Ката молчала, разговаривала с болью – и та ничего, понимала.
– Упрямый, да? – Сипа нагнулся ниже. – А второе заверну?
Стало больно и второму уху, так что пришлось перейти с уговоров на ругань. Заткнись, боль! Изыдь, докучная!
Мучитель сопел, злился.
Вдруг раздался густой бас Прова:
– Отвяжись от парня, Сипка. Он побольше мужик, чем ты. Эй, Тощой, давай сюда. Подле меня жить будешь. И тихо все! Скоро засветает, работать погонят.
Держась за горячие и большущие, каждое с лепеху, уши, Ката поскорей перебралась на лавку, где уже храпел десятник.
До утра, которое мудренее, и правда оставалось всего ничего. Коротенькая ночь, едва начавшись, уже заканчивалась.
* * *
Мудренее постепенно стало, хоть не на первое утро и не на второе. Понемногу, по крупиночке Ката разобралась, куда она попала и что на Лодейщине за житье-бытье.
Житье-бытье было такое, что умней всего поступали трудники, кто сразу помирал, без лишних мучений. А попала Ката туда, откуда выбраться не выберешься. Как сказал однажды Пров: чего другое нет, а людей стеречь на Руси-матушке умеют.
Имелась тут и своя присказка: «От Безноса – только к Безносой». Тех, кто пробовал бежать, сажали на кол или ломали на колесе. А пуще того помогала острастка для охраны: солдат, у которых случился побег, по жребию вешали через двоих третьего.

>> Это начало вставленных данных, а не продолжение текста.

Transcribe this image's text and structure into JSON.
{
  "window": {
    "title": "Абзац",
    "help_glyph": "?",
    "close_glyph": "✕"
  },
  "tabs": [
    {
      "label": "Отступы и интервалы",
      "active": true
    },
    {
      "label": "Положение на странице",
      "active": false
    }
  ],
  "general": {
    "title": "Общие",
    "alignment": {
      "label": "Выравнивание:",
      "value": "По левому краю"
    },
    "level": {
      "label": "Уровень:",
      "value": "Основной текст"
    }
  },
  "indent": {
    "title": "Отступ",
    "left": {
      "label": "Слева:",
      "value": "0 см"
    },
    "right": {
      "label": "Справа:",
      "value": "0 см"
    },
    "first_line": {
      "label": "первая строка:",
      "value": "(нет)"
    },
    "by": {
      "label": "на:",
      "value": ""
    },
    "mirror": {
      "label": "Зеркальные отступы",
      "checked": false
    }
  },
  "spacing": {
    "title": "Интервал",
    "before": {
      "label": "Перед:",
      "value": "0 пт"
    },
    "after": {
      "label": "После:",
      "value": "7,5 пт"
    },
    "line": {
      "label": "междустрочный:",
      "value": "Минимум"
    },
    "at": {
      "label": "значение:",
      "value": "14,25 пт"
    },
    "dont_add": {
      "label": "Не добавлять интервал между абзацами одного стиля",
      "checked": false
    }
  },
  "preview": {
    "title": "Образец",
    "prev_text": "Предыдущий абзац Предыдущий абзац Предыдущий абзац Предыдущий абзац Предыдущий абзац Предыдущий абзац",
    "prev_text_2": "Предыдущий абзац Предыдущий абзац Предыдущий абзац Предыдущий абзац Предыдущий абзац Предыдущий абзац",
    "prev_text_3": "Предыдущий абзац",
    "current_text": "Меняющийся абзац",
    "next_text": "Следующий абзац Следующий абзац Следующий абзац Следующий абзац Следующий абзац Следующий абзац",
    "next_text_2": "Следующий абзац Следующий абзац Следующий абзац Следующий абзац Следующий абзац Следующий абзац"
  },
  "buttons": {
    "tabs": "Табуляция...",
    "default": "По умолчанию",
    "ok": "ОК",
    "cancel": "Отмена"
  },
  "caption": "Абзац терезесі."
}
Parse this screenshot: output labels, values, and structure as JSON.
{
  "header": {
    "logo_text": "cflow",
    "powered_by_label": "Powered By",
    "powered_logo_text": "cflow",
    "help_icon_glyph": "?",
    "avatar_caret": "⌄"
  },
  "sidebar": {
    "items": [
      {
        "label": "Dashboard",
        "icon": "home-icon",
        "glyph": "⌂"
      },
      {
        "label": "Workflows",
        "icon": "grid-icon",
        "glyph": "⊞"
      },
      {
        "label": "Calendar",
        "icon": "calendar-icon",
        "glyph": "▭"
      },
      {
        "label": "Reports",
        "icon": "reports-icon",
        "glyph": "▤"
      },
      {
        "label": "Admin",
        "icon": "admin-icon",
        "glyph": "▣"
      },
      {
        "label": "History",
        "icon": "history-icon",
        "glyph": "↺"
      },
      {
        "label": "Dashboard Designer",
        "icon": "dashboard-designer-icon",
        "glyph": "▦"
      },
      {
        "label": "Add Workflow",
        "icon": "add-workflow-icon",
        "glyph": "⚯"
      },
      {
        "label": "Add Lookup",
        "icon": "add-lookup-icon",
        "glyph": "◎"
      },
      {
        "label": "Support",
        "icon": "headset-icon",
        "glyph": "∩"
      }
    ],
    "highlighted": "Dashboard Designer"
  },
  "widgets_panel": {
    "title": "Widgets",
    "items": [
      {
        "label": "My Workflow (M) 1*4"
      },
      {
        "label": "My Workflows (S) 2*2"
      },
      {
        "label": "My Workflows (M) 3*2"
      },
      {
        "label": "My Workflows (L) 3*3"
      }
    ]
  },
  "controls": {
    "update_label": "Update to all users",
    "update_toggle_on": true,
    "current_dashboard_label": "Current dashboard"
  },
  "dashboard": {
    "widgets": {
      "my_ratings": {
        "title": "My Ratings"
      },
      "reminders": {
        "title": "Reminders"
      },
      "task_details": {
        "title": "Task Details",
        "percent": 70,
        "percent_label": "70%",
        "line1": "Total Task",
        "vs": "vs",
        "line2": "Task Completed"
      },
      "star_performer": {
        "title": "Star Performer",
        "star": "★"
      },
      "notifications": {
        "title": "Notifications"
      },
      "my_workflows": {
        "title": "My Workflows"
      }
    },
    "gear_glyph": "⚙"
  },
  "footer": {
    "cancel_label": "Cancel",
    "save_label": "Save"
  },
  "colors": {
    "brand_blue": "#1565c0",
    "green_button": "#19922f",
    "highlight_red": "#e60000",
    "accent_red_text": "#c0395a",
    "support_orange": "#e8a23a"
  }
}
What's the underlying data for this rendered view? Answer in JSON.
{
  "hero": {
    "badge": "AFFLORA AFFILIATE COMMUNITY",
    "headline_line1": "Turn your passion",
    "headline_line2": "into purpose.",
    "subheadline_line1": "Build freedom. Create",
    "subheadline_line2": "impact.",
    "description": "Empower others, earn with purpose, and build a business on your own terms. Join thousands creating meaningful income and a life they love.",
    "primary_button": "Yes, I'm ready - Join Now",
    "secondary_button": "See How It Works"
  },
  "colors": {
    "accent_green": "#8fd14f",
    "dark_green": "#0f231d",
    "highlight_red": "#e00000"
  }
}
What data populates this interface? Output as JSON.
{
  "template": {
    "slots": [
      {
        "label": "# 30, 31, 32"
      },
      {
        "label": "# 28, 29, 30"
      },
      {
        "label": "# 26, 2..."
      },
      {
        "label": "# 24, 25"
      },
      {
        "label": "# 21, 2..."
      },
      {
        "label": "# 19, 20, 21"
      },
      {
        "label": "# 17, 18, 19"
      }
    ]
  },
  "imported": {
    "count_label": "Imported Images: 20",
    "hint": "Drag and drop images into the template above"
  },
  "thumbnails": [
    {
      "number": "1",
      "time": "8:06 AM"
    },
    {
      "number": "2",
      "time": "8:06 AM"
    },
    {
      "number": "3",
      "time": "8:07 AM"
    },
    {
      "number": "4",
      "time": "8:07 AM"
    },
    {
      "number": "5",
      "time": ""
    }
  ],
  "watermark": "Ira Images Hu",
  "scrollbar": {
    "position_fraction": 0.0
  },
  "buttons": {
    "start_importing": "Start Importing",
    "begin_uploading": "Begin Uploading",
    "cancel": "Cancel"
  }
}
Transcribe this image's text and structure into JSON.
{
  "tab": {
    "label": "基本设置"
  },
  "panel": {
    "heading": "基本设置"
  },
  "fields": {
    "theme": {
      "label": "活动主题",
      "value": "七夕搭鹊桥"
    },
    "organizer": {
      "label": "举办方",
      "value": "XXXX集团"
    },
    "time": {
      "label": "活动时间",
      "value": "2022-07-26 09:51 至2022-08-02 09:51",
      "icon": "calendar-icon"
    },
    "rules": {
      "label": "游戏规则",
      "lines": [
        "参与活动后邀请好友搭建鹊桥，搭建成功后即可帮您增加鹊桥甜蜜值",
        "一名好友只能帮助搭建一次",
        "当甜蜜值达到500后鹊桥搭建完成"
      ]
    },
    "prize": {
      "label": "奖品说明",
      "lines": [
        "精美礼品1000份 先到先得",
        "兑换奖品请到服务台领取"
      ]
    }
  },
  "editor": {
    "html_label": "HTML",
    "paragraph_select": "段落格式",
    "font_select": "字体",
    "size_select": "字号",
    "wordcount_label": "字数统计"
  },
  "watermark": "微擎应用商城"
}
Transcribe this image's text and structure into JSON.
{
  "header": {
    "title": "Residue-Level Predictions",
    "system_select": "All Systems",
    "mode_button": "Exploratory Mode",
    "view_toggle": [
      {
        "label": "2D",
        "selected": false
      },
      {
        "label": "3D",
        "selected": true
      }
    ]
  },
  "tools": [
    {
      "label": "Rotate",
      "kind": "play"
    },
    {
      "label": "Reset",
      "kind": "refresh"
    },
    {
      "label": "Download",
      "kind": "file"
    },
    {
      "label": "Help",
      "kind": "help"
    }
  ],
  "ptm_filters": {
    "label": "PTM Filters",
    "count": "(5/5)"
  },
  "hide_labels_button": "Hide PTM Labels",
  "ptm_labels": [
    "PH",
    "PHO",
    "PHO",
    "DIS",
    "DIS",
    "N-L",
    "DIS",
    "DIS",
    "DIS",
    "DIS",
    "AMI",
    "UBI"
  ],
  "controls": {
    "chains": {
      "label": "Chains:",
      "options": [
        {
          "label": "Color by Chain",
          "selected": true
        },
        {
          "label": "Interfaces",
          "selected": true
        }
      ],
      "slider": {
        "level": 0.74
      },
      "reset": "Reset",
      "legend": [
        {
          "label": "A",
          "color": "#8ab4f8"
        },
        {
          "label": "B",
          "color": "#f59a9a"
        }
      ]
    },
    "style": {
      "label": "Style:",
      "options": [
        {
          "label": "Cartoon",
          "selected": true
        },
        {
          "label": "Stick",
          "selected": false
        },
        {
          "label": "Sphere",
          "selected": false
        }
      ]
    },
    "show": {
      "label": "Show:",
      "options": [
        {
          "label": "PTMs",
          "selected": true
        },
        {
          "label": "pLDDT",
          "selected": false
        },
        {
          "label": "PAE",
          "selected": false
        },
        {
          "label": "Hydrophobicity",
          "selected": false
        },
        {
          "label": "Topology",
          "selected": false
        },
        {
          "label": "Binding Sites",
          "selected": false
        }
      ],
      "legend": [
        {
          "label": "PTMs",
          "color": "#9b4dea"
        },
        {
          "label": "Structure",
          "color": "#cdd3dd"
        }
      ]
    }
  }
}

Остальных, кому повезло, секли плетьми до сырого мяса и самих отправляли на работы. Поэтому охрана стерегла не за совесть, а за страх – намертво.
Пригляд за трудниками был повсюду. В лесу на рубке, по дороге, даже на воскресной службе в церкви. На ночь же балаган запирали, у входа жгли костер, и всегда стоял часовой с примкнутыми багинетами. За нуждой, и то не выводили.
Держава шаутбенахта Бессонова трудилась на государеву потребу без перебоя. Пыхтели плавильные печи, в кузницах с утра до ночи грохотали молоты, у штапелей стоял хруст топоров, визг пил.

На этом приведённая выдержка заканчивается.